Species Vaccination method used Results Antibodies Reference
Heligmosomoides polygyrus (nematode) C57BL/6 mice vaccinated 3 times with EVs + alum i.p. Vaccination decreased worm burden by 82%. Exosomes elicited IgM, IgG1, IgA and IgE isotypes reactive with EVs. Mice vaccinated with HES or HES supernatant also generated EV-responsive IgM. Sera from EV-vaccinated mice contained both IgM and IgG1 reactive reactive to HES and HES supernatant (Coakley et al., 2017)

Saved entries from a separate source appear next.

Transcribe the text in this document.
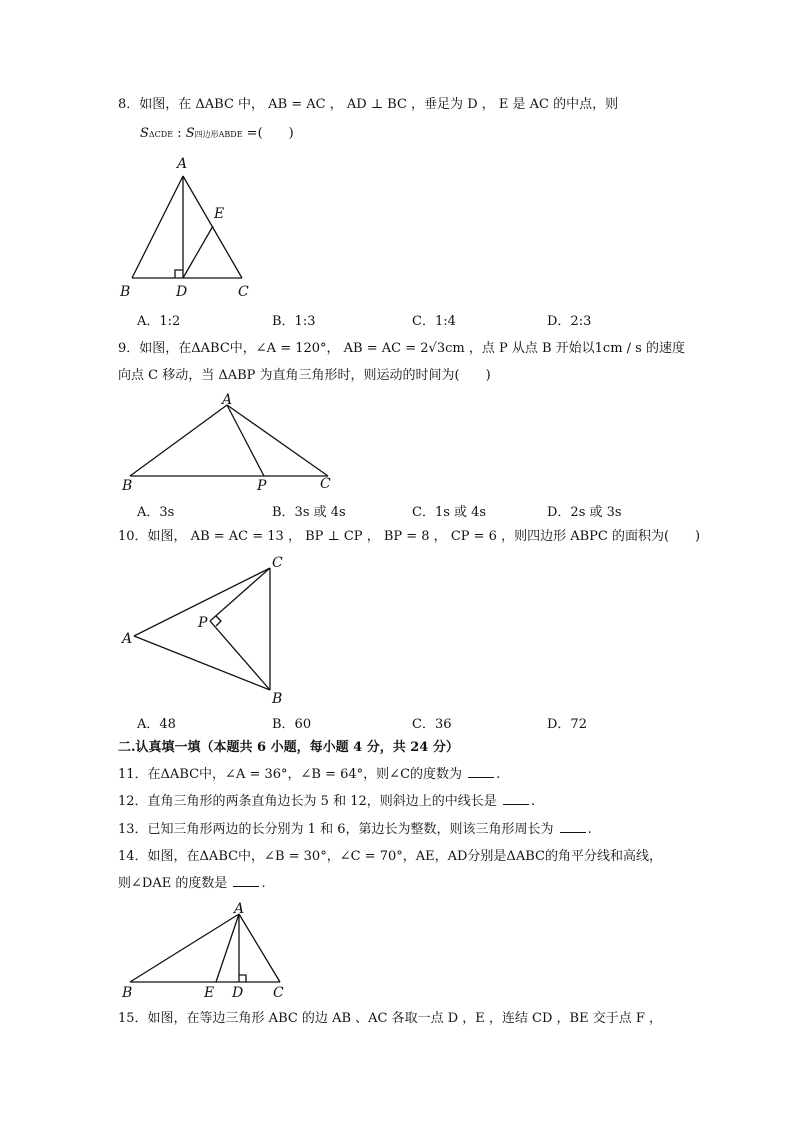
8．如图，在 ΔABC 中， AB = AC ， AD ⊥ BC ，垂足为 D ， E 是 AC 的中点，则
SΔCDE : S四边形ABDE =(　　)
A
B	D	C
E
A．1:2	B．1:3	C．1:4	D．2:3
9．如图，在ΔABC中，∠A = 120°， AB = AC = 2√3cm ，点 P 从点 B 开始以1cm / s 的速度
向点 C 移动，当 ΔABP 为直角三角形时，则运动的时间为(　　)
A
B	P	C
A．3s	B．3s 或 4s	C．1s 或 4s	D．2s 或 3s
10．如图， AB = AC = 13 ， BP ⊥ CP ， BP = 8 ， CP = 6 ，则四边形 ABPC 的面积为(　　)
C
A
P
B
A．48	B．60	C．36	D．72
二.认真填一填（本题共 6 小题，每小题 4 分，共 24 分）
11．在ΔABC中，∠A = 36°，∠B = 64°，则∠C的度数为	.
12．直角三角形的两条直角边长为 5 和 12，则斜边上的中线长是	.
13．已知三角形两边的长分别为 1 和 6，第边长为整数，则该三角形周长为	.
14．如图，在ΔABC中，∠B = 30°，∠C = 70°，AE，AD分别是ΔABC的角平分线和高线，
则∠DAE 的度数是	.
A
B	E D C
15．如图，在等边三角形 ABC 的边 AB 、AC 各取一点 D ，E ，连结 CD ，BE 交于点 F ，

Trichuris muris (nematode) C57BL/6 mice vaccinated twice with EVs no adjuvant subcutaneously Vaccination deceased worm burden by ~60%. Lysed EVs had similar results to sham control Vaccination boosted IgG1 and IgG2a/c serum antibody responses to ES depleted of EVs. Range of IgG antibodies in sera against EV components 50–200 kDa in size. Possible targets identified (Shears et al., 2018)
Echinostoma caproni (trematode) Balb/c mice vaccinated twice with EVs no adjuvant subcutaneously No difference in worm burden seen. Vaccination decreased EPG by ~60%. Delay in parasite development. Increase in survival rate of mice Exosomes elicited significant IgM and IgG response in serum. IgG1, 2b and 3 subtypes responsible for IgG increase. Antibodies against exosome/ESP components mainly 90 kDa in size. Bands the same for immunisation with exosomes and infected animals. Possible targets identified (Trelis et al., 2016)

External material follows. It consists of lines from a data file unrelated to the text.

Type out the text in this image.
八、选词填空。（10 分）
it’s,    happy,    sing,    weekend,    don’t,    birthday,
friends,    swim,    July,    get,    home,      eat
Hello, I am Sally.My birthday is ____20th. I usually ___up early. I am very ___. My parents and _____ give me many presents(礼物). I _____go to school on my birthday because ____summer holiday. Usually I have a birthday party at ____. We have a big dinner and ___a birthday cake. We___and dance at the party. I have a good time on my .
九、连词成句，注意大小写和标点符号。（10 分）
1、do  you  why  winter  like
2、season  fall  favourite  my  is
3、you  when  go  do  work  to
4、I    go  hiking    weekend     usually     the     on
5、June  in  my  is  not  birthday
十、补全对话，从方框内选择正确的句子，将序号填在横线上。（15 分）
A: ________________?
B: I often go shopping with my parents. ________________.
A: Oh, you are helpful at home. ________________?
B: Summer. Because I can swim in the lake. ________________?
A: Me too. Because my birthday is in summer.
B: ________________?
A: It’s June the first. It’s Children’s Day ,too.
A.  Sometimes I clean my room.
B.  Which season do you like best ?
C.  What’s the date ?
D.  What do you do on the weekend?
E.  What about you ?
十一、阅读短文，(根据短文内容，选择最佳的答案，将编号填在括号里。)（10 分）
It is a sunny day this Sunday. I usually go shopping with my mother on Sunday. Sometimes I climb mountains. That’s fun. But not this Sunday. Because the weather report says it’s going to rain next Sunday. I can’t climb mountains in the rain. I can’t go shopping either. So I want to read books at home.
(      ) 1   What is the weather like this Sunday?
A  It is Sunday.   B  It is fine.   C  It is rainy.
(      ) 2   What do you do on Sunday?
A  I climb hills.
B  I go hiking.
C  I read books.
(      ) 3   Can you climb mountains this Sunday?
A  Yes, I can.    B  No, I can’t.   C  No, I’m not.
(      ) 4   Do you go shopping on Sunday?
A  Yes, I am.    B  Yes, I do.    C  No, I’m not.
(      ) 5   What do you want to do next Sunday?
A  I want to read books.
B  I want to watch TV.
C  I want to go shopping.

Opisthorchis viverrini (trematode) Hamsters vaccinated 3 times with EVs + alum i.p. Vaccination decreased worm burden by 27%, EPG reduced by 32%. Average length of worms shorter Sera showed increase in IgG against EVs both pre and post challenge. Antibodies from vaccinated hamsters blocked uptake of EVs by cholangiocytes (Chaiyadet et al., 2019)

HES, Heligmosomoides polygyrus excretory/secretory products; EPG, eggs per gram.